Jurnalisme Investigatif dan Opini
Klaim bahwa saya bukan jurnalis investigatif karena menulis opini sesungguhnya runtuh ketika diuji dengan kerangka teoretis jurnalisme kontemporer. Kesalahan mendasarnya adalah category mistake: menyamakan genre publikasi dengan metode epistemik. Dalam ilmu pengetahuan-termasuk ilmu sosial dan jurnalisme-bentuk penyajian tidak pernah identik dengan cara memperoleh pengetahuan. Opini adalah ruang artikulasi normatif dan reflektif, sementara investigasi adalah proses penelusuran fakta. Mengaburkan perbedaan ini berarti mencampuradukkan level analisis dan menilai kebenaran dari bungkus, bukan dari proses dan bukti.

Pandangan ini sejalan dengan gagasan Bill Kovach dan Tom Rosenstiel dalam  The Elements of Journalism, yang menegaskan bahwa jantung jurnalisme bukanlah netralitas gaya, melainkan disiplin verifikasi. Mereka menolak anggapan bahwa jurnalisme harus selalu tampil dalam bentuk laporan “lurus” untuk sah secara profesional. Yang menentukan legitimasi jurnalistik adalah apakah penulis menguji klaim, membandingkan sumber, dan menempatkan kebenaran faktual di atas kepentingan pribadi maupun institusional. Dengan ukuran ini, tulisan berlabel opini tetap dapat bersifat investigatif jika ia lahir dari kerja verifikasi yang ketat.

Lebih jauh, Mark Lee Hunter dalam Investigative Reporting secara eksplisit mematahkan dikotomi palsu antara laporan berita dan esai analitis. Bagi Hunter, investigasi adalah metode sistematis untuk mengungkap fakta yang sengaja disembunyikan, dan metode itu dapat diekspresikan dalam berbagai bentuk narasi, termasuk opini panjang. Ia bahkan menegaskan bahwa investigasi sering kali membutuhkan ruang interpretatif, sebab fakta-fakta structural-jejaring kuasa, konflik kepentingan, dan relasi tersembunyi-tidak selalu berbicara sendiri tanpa analisis kritis penulis.

Sementara itu, pendekatan James S. Ettema dan Theodore L. Glasser dalam Castodians of Conscience menambahkan dimensi etis yang krusial. Mereka memandang jurnalisme investigatif bukan sekadar teknik pengumpulan data, melainkan praktik moral yang bertujuan membangkitkan kesadaran publik. Dalam kerangka ini, investigasi hampir selalu mengandung unsur opini, karena ia menuntut penilaian normatif atas penyalahgunaan kuasa.
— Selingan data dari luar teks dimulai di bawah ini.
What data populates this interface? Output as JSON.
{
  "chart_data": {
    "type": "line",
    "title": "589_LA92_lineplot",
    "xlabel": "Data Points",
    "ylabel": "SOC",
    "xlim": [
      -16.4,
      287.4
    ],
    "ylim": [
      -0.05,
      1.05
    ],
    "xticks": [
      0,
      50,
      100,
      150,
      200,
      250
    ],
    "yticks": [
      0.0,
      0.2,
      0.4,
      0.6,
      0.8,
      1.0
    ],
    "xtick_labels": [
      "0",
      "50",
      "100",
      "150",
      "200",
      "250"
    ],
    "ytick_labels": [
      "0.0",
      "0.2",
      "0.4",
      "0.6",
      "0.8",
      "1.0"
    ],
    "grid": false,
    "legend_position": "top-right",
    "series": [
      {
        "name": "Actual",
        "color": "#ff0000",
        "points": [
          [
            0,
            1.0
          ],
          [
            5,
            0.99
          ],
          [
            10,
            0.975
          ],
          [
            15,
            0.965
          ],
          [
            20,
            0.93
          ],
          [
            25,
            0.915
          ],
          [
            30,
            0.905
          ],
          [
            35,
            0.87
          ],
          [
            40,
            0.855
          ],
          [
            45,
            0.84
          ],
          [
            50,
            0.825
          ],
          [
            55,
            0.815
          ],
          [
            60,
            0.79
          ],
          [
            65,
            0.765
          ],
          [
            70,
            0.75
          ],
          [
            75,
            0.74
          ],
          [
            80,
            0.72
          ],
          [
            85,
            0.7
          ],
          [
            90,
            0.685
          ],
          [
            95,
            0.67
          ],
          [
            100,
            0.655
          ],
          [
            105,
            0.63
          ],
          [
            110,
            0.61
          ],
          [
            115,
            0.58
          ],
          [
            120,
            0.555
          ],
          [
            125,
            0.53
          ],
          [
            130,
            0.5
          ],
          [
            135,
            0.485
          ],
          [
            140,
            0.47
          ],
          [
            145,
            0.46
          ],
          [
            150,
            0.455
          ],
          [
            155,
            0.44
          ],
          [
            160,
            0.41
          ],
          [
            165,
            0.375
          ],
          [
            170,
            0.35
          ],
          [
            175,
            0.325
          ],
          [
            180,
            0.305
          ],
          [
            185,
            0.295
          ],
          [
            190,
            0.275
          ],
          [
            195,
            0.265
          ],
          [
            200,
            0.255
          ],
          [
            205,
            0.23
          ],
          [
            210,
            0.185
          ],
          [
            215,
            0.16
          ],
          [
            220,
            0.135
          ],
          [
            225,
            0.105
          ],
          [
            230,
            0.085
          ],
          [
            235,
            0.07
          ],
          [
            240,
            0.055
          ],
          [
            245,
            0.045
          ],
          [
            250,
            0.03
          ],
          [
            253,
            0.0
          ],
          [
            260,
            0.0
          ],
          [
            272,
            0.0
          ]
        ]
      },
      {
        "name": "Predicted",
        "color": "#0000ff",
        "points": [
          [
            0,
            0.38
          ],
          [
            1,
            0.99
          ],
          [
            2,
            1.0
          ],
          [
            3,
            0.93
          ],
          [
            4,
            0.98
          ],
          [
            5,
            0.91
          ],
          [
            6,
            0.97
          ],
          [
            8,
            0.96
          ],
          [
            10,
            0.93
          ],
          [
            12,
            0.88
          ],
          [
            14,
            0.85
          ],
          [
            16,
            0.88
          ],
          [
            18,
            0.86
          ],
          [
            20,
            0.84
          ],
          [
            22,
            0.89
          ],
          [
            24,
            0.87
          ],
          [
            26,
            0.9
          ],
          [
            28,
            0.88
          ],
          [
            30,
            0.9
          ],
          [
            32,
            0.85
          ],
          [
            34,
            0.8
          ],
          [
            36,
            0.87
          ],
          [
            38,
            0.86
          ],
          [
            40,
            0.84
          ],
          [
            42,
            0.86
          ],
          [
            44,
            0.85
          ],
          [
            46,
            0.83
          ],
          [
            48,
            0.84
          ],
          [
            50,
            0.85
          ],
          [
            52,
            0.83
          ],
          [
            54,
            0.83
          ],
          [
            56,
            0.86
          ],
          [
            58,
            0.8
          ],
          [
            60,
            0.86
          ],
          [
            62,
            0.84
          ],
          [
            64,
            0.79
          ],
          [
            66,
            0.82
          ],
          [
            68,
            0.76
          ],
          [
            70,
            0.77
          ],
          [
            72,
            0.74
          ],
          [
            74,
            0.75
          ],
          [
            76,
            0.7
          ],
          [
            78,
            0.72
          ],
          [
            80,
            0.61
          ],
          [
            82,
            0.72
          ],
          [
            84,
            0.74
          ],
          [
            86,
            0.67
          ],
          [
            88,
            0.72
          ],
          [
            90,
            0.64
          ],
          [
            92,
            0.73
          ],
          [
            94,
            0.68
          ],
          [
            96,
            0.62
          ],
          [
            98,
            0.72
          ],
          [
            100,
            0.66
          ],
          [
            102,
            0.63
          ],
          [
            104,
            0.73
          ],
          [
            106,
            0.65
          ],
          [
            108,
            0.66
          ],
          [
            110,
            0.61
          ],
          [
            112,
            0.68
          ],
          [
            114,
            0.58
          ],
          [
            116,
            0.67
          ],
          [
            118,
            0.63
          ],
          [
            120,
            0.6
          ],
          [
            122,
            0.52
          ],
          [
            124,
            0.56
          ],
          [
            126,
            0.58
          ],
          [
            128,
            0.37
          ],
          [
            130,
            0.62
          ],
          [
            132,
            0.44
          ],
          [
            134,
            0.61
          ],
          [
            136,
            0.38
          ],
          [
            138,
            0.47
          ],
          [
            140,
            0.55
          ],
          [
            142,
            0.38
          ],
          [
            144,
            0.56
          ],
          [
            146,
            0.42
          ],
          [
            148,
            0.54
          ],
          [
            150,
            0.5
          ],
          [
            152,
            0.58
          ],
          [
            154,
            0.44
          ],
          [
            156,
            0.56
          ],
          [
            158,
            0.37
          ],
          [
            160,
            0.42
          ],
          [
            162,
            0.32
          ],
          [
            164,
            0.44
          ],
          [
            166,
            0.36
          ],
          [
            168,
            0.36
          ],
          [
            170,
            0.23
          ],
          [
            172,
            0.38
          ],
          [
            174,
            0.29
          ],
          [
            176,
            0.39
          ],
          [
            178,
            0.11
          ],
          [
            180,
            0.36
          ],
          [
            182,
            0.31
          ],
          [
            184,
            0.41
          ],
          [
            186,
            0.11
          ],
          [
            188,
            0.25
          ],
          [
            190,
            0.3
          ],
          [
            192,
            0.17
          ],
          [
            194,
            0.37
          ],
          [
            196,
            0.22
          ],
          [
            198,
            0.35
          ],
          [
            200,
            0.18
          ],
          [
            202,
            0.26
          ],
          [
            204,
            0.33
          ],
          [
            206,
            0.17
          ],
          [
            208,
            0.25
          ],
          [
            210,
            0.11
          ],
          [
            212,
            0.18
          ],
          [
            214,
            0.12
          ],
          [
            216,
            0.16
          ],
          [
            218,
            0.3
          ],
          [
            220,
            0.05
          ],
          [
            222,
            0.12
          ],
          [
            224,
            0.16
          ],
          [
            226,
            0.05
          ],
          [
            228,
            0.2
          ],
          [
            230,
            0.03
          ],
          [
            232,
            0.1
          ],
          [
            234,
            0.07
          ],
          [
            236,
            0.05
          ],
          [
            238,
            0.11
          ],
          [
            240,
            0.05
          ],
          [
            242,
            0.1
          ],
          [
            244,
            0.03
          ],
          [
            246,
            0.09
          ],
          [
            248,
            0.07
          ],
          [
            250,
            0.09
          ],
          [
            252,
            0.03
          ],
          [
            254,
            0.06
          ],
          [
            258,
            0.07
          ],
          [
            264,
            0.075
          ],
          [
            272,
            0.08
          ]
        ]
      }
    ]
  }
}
Dengan kata lain, opini bukan lawan dari investigasi, melainkan sering menjadi kendaraan etis bagi investigasi itu sendiri.

Dengan menyatukan ketiga rujukan ini, menjadi jelas bahwa menggugurkan sifat investigatif sebuah tulisan hanya karena ia berlabel opini adalah kekeliruan metodologis dan konseptual. Pendekatan semacam itu tidak membantah data, tidak menguji verifikasi, dan tidak mematahkan analisis relasi kuasa, melainkan sekadar menghindar dari perdebatan substantif. Dalam tradisi ilmiah dan jurnalistik yang sehat, pertanyaan yang sah bukanlah di rubrik apa tulisan itu dimuat, melainkan bagaimana kebenaran dicari, diuji, dan dipertanggungjawabkan kepada publik.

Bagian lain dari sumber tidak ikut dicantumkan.